Nos países democráticos, as eleições são o momento culminante da vida política. É um tempo de disputa e de competição, mas, principalmente, uma celebração da liberdade e da ordem. Quando este momento se converte num estado de apreensão e de incerteza, é porque algo corrosivo está ocorrendo no interior da sociedade.
Eleições são indispensáveis às nações civilizadas, necessariamente compostas por grupos com opiniões diferentes e com igual direito de chegar ao poder. Como disse o pensador francês Ernest Renan, "uma nação é um plebiscito cotidiano", no qual os cidadãos reafirmam diariamente sua vontade de constituir uma "unidade de destino", como completa Mário Vargas Llosa.

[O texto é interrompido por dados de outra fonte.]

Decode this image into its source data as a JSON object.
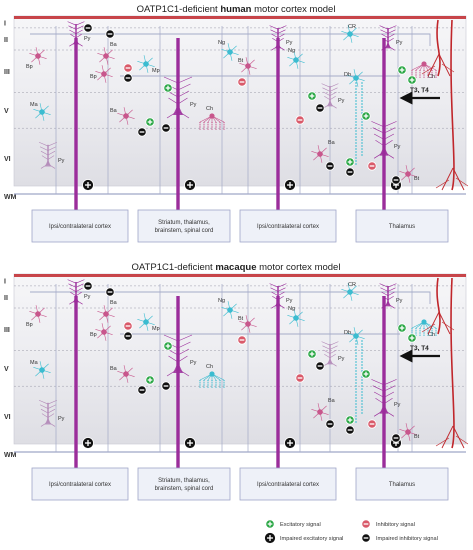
{
  "panels": [
    {
      "title_prefix": "OATP1C1-deficient ",
      "title_species": "human",
      "title_suffix": " motor cortex model",
      "layers": [
        "I",
        "II",
        "III",
        "V",
        "VI"
      ],
      "wm_label": "WM",
      "hormone_label": "T3, T4",
      "cell_labels": {
        "py": "Py",
        "bp": "Bp",
        "ba": "Ba",
        "mp": "Mp",
        "ng": "Ng",
        "bt": "Bt",
        "cr": "CR",
        "db": "Db",
        "ch": "Ch",
        "ma": "Ma"
      },
      "targets": [
        "Ipsi/contralateral cortex",
        "Striatum, thalamus,\nbrainstem, spinal cord",
        "Ipsi/contralateral cortex",
        "Thalamus"
      ]
    },
    {
      "title_prefix": "OATP1C1-deficient ",
      "title_species": "macaque",
      "title_suffix": " motor cortex model",
      "layers": [
        "I",
        "II",
        "III",
        "V",
        "VI"
      ],
      "wm_label": "WM",
      "hormone_label": "T3, T4",
      "cell_labels": {
        "py": "Py",
        "bp": "Bp",
        "ba": "Ba",
        "mp": "Mp",
        "ng": "Ng",
        "bt": "Bt",
        "cr": "CR",
        "db": "Db",
        "ch": "Ch",
        "ma": "Ma"
      },
      "targets": [
        "Ipsi/contralateral cortex",
        "Striatum, thalamus,\nbrainstem, spinal cord",
        "Ipsi/contralateral cortex",
        "Thalamus"
      ]
    }
  ],
  "legend": {
    "excitatory": "Excitatory signal",
    "impaired_excitatory": "Impaired excitatory signal",
    "inhibitory": "Inhibitory signal",
    "impaired_inhibitory": "Impaired inhibitory signal"
  },
  "colors": {
    "pyramidal": "#9b2d9b",
    "interneuron": "#c8568c",
    "chandelier": "#3bbcd0",
    "vessel": "#c0262b",
    "excitatory": "#2aa745",
    "inhibitory": "#d95a6a",
    "blocked": "#111111"
  }
}
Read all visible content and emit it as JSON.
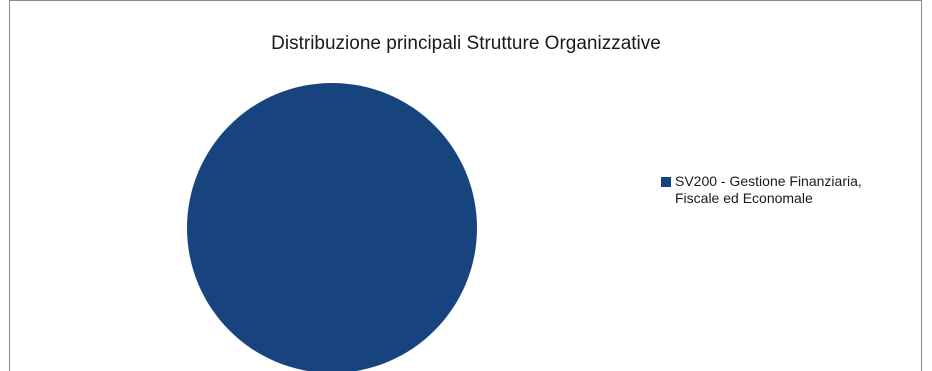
{
  "chart_data": {
    "type": "pie",
    "title": "Distribuzione principali Strutture Organizzative",
    "categories": [
      "SV200 - Gestione Finanziaria,\nFiscale ed Economale"
    ],
    "values": [
      100
    ],
    "colors": [
      "#17447f"
    ],
    "legend": "right"
  }
}
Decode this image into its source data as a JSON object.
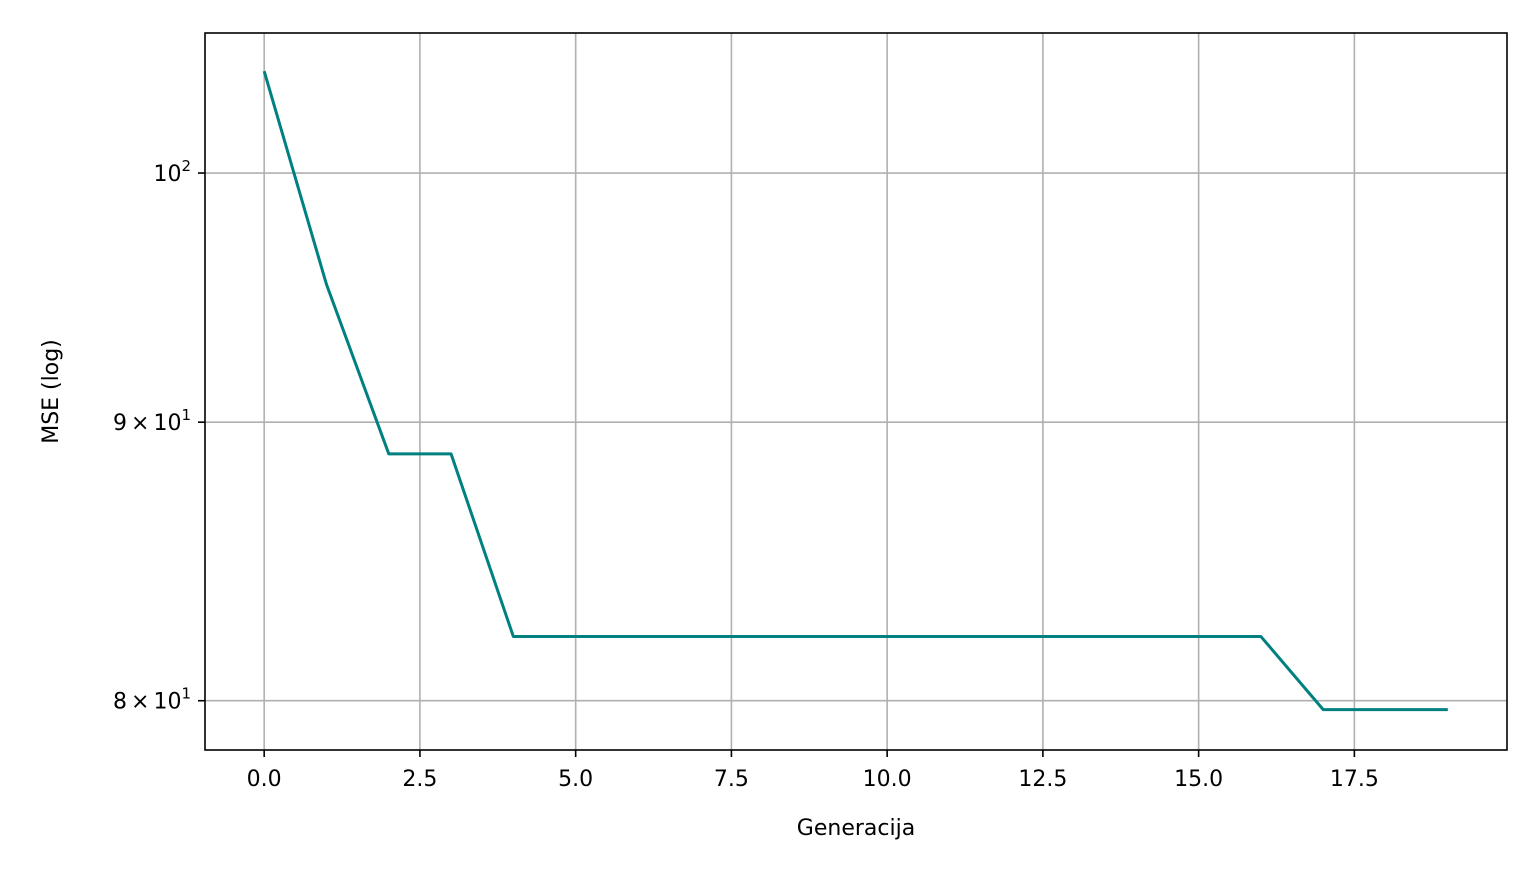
{
  "chart_data": {
    "type": "line",
    "title": "",
    "xlabel": "Generacija",
    "ylabel": "MSE (log)",
    "xscale": "linear",
    "yscale": "log",
    "xlim": [
      -0.95,
      19.95
    ],
    "ylim": [
      78.35,
      106.1
    ],
    "grid": true,
    "legend": "none",
    "line_color": "#008080",
    "grid_color": "#b0b0b0",
    "xticks": [
      {
        "value": 0.0,
        "label": "0.0"
      },
      {
        "value": 2.5,
        "label": "2.5"
      },
      {
        "value": 5.0,
        "label": "5.0"
      },
      {
        "value": 7.5,
        "label": "7.5"
      },
      {
        "value": 10.0,
        "label": "10.0"
      },
      {
        "value": 12.5,
        "label": "12.5"
      },
      {
        "value": 15.0,
        "label": "15.0"
      },
      {
        "value": 17.5,
        "label": "17.5"
      }
    ],
    "yticks": [
      {
        "value": 80,
        "base": "8",
        "mantissa": "10",
        "exp": "1"
      },
      {
        "value": 90,
        "base": "9",
        "mantissa": "10",
        "exp": "1"
      },
      {
        "value": 100,
        "base": "",
        "mantissa": "10",
        "exp": "2"
      }
    ],
    "series": [
      {
        "x": [
          0,
          1,
          2,
          3,
          4,
          5,
          6,
          7,
          8,
          9,
          10,
          11,
          12,
          13,
          14,
          15,
          16,
          17,
          18,
          19
        ],
        "values": [
          104.4,
          95.4,
          88.8,
          88.8,
          82.2,
          82.2,
          82.2,
          82.2,
          82.2,
          82.2,
          82.2,
          82.2,
          82.2,
          82.2,
          82.2,
          82.2,
          82.2,
          79.7,
          79.7,
          79.7
        ]
      }
    ]
  }
}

As eleições que se aproximam, aqui no Brasil, mais do que qualquer outra realizada depois da volta da democracia, em 1985, estão indicando que a nação brasileira está se tornando uma comunidade de tribos que se antagonizam e que não se reconhecem como partes de uma mesma sociedade. Não podemos cair na tentação de simplificar essas divisões, atribuindo o clima de polarização e de intolerância à simples manipulação por parte dos candidatos. Ninguém individualmente tem o poder de dividir tanto uma grande e diversificada população, como é o caso da brasileira.
As sementes dessa divisão estão presentes faz muito tempo, embora só agora tenham ganhado massa crítica para dominar o espaço político. O velho Aristóteles já ensinava, há mais de dois mil anos, que "uma cidade é composta de diferentes tipos de homens, pessoas semelhantes não podem dar existência a uma cidade".
Conviver num mundo de diferentes não é, portanto, uma livre escolha de nossa parte, mas uma exigência da própria natureza da vida humana, que abomina a homogeneidade e só se desenvolve na diversidade. Uma sociedade que se segrega em grupos de iguais, que só é solidária com os seus e que rejeita e agride os que pensam ou são diferentes, está deixando de ser humana e regredindo à nossa mais longínqua pré-história.
Na pré-história
Isso não corresponde, absolutamente, aos nossos instintos primordiais. Se a competição tivesse sempre abafado a cooperação, a humanidade ainda estaria vivendo nas cavernas. Se não quisermos voltar ou estacionar no tempo, teremos que encontrar os meios de pacificar todos os brasileiros e desfazer os traços tribais que conspiram com a necessidade de aceitarmos "a unidade de destino", único caminho para aspirarmos a um futuro melhor para todos nós.
O Brasil não está condenado nem pela natureza, nem pela história, a ser um país irrelevante, atrasado e injusto. A verdade, no entanto, é que há mais de 40 anos deixamos de crescer com regularidade e de diminuir a distância que nos separa dos países desenvolvidos. Não era isso que todos esperavam de nós, pois se mantivéssemos o ritmo médio de crescimento que experimentamos em todo o século XX até os anos 1980, estaríamos hoje com o nível de renda próximo ao da Espanha e de Portugal.
O enigma que cerca essa mudança de trajetória só pode ser decifrado pelos erros da política, já que nenhum desastre de qualquer natureza se abateu sobre nós. O fracasso na economia começou com a herança que nos legou o regime militar e prosseguiu com a Constituição que sacralizou os privilégios da alta burocracia do Estado, manteve um sistema político sem representatividade e proclamou direitos para todos, mas os assegurou, efetivamente, para muito poucos. A história, desde então, é de governos sem maioria própria, tentando mudar a Constituição para poder governar.
O resultado tem sido quase sempre uma sucessão de crises, ausência de crescimento, corrupção e a frustração das grandes maiorias sociais. Aí estão as sementes da falta de esperança, da raiva e do medo, as verdadeiras fontes desse novo Brasil tribal.
Estamos num ponto em que as eleições não vão, por si só, pacificar o país e torná-lo, de novo, uma nação. Resta esperar que nossos erros tenham chegado ao limite e que um evento imprevisto e regenerador nos permita voltar a ser uma nação.